CRA finds that the fix in s. 87(8.2)(f) for absorptive mergers (where no shares are issued) also indirectly extends to the s. 87(4) basis adjustment rules
In the case of an absorptive merger of FA2 into FA1 (as the survivor) where FA2 ceases to exist and its shares are cancelled, s. 87(8.2)(f) deems the cancelled shares to have been exchanged by the Canadian shareholder (Canco) for purposes of the foreign merger definition in s. 87(8.1), so that the requirement in s. 87(8.1)(c) of that definition - that there be such a share exchange - is satisfied. However, s. 87(8.2)(f) does not explicitly deem there to be such a share exchange for purposes of s. 87(4), which deems shares of Amalco acquired in exchange for shares of a predecessor to have been acquired at a cost equal to the exchanged shares’ ACB. However, also note that s. 87(8) provides that the s. 87(4) rules apply to a foreign merger (so that this effect quite arguably is one of the purposes of the foreign merger definition).

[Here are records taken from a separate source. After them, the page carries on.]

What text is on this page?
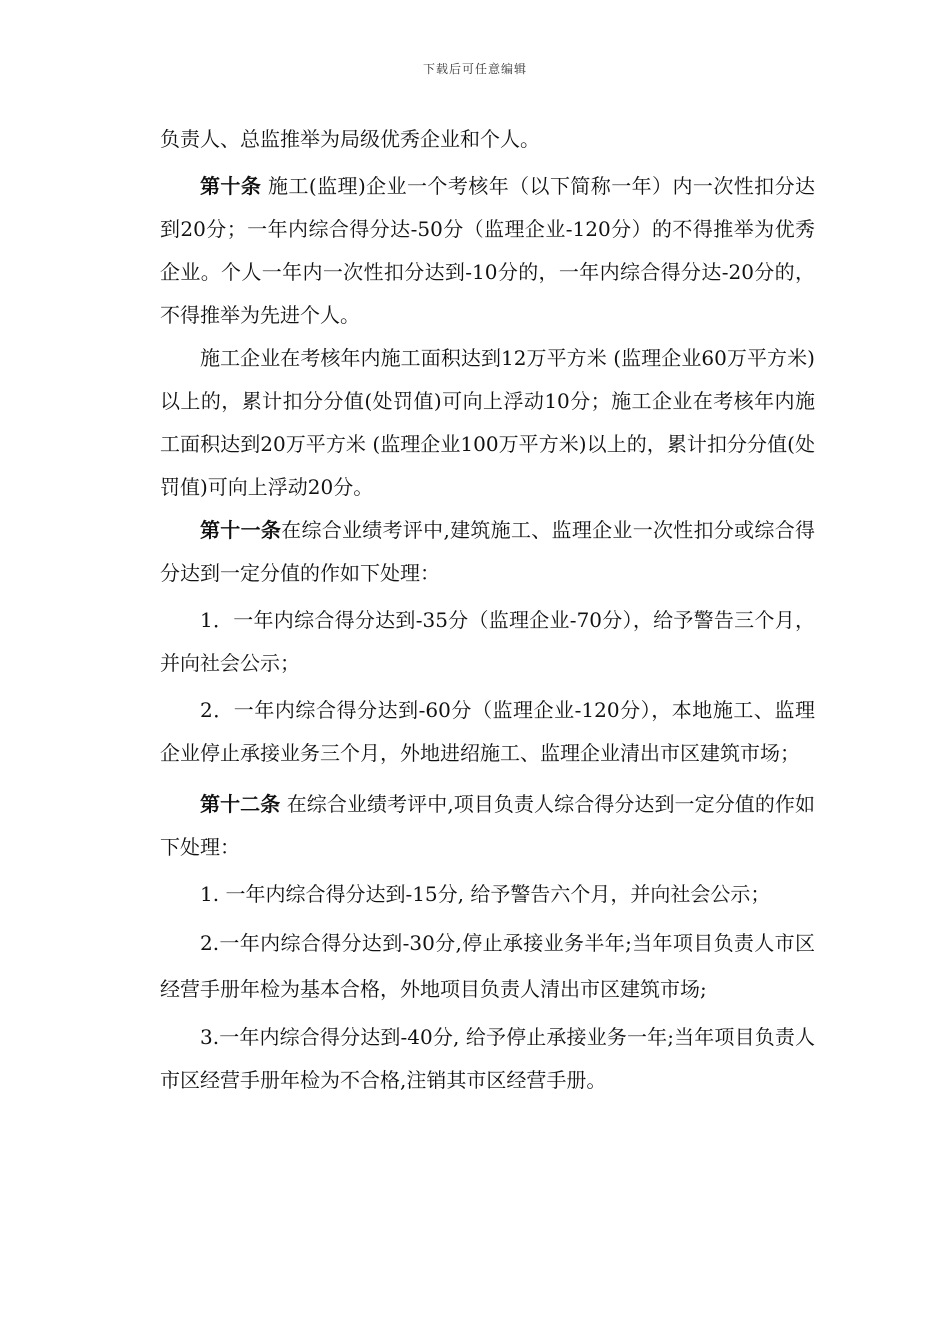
下载后可任意编辑

负责人、总监推举为局级优秀企业和个人。

第十条 施工(监理)企业一个考核年（以下简称一年）内一次性扣分达到20分；一年内综合得分达-50分（监理企业-120分）的不得推举为优秀企业。个人一年内一次性扣分达到-10分的，一年内综合得分达-20分的，不得推举为先进个人。

施工企业在考核年内施工面积达到12万平方米 (监理企业60万平方米)以上的，累计扣分分值(处罚值)可向上浮动10分；施工企业在考核年内施工面积达到20万平方米 (监理企业100万平方米)以上的，累计扣分分值(处罚值)可向上浮动20分。

第十一条在综合业绩考评中,建筑施工、监理企业一次性扣分或综合得分达到一定分值的作如下处理：

1．一年内综合得分达到-35分（监理企业-70分），给予警告三个月，并向社会公示；

2．一年内综合得分达到-60分（监理企业-120分），本地施工、监理企业停止承接业务三个月，外地进绍施工、监理企业清出市区建筑市场；

第十二条 在综合业绩考评中,项目负责人综合得分达到一定分值的作如下处理：

1. 一年内综合得分达到-15分, 给予警告六个月，并向社会公示；

2.一年内综合得分达到-30分,停止承接业务半年;当年项目负责人市区经营手册年检为基本合格，外地项目负责人清出市区建筑市场;

3.一年内综合得分达到-40分, 给予停止承接业务一年;当年项目负责人市区经营手册年检为不合格,注销其市区经营手册。
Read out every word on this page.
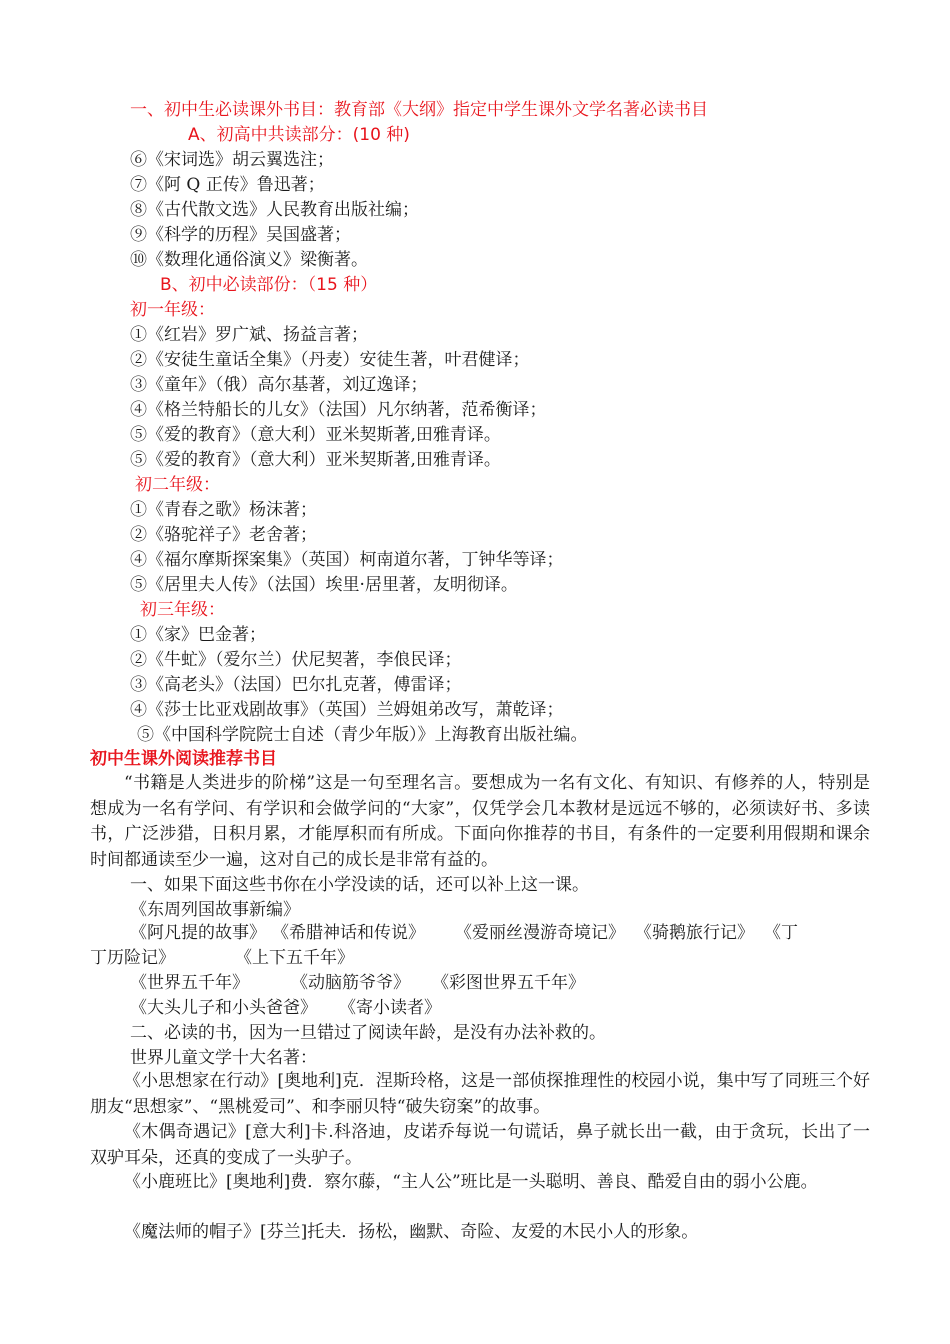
一、初中生必读课外书目：教育部《大纲》指定中学生课外文学名著必读书目
A、初高中共读部分：(10 种)
⑥《宋词选》胡云翼选注；
⑦《阿 Q 正传》鲁迅著；
⑧《古代散文选》人民教育出版社编；
⑨《科学的历程》吴国盛著；
⑩《数理化通俗演义》梁衡著。
B、初中必读部份：（15 种）
初一年级：
①《红岩》罗广斌、扬益言著；
②《安徒生童话全集》（丹麦）安徒生著，叶君健译；
③《童年》（俄）高尔基著，刘辽逸译；
④《格兰特船长的儿女》（法国）凡尔纳著，范希衡译；
⑤《爱的教育》（意大利）亚米契斯著,田雅青译。
⑤《爱的教育》（意大利）亚米契斯著,田雅青译。
初二年级：
①《青春之歌》杨沫著；
②《骆驼祥子》老舍著；
④《福尔摩斯探案集》（英国）柯南道尔著，丁钟华等译；
⑤《居里夫人传》（法国）埃里·居里著，友明彻译。
初三年级：
①《家》巴金著；
②《牛虻》（爱尔兰）伏尼契著，李俍民译；
③《高老头》（法国）巴尔扎克著，傅雷译；
④《莎士比亚戏剧故事》（英国）兰姆姐弟改写，萧乾译；
⑤《中国科学院院士自述（青少年版）》上海教育出版社编。
初中生课外阅读推荐书目
“书籍是人类进步的阶梯”这是一句至理名言。要想成为一名有文化、有知识、有修养的人，特别是想成为一名有学问、有学识和会做学问的“大家”，仅凭学会几本教材是远远不够的，必须读好书、多读书，广泛涉猎，日积月累，才能厚积而有所成。下面向你推荐的书目，有条件的一定要利用假期和课余时间都通读至少一遍，这对自己的成长是非常有益的。
一、如果下面这些书你在小学没读的话，还可以补上这一课。
《东周列国故事新编》
《阿凡提的故事》 《希腊神话和传说》 《爱丽丝漫游奇境记》 《骑鹅旅行记》 《丁
丁历险记》	《上下五千年》
《世界五千年》 《动脑筋爷爷》 《彩图世界五千年》
《大头儿子和小头爸爸》 《寄小读者》
二、必读的书，因为一旦错过了阅读年龄，是没有办法补救的。
世界儿童文学十大名著：
《小思想家在行动》[奥地利]克．涅斯玲格，这是一部侦探推理性的校园小说，集中写了同班三个好朋友“思想家”、“黑桃爱司”、和李丽贝特“破失窃案”的故事。
《木偶奇遇记》[意大利]卡.科洛迪，皮诺乔每说一句谎话，鼻子就长出一截，由于贪玩，长出了一双驴耳朵，还真的变成了一头驴子。
《小鹿班比》[奥地利]费．察尔藤，“主人公”班比是一头聪明、善良、酷爱自由的弱小公鹿。
《魔法师的帽子》[芬兰]托夫．扬松，幽默、奇险、友爱的木民小人的形象。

Not surprisingly, CRA has concluded that the deemed exchange rule in s. 87(8.2)(f) also applies for purposes of the application of s. 87(4) to a foreign merger so that, for example, the ACB of the cancelled shares of FA2 is deemed to be added to the cost to Canco of its shares of the survivor (FA1).
Neal Armstrong. Summary of 8 July 2015 T.I. 2014-0550641E5 under s. 87(4).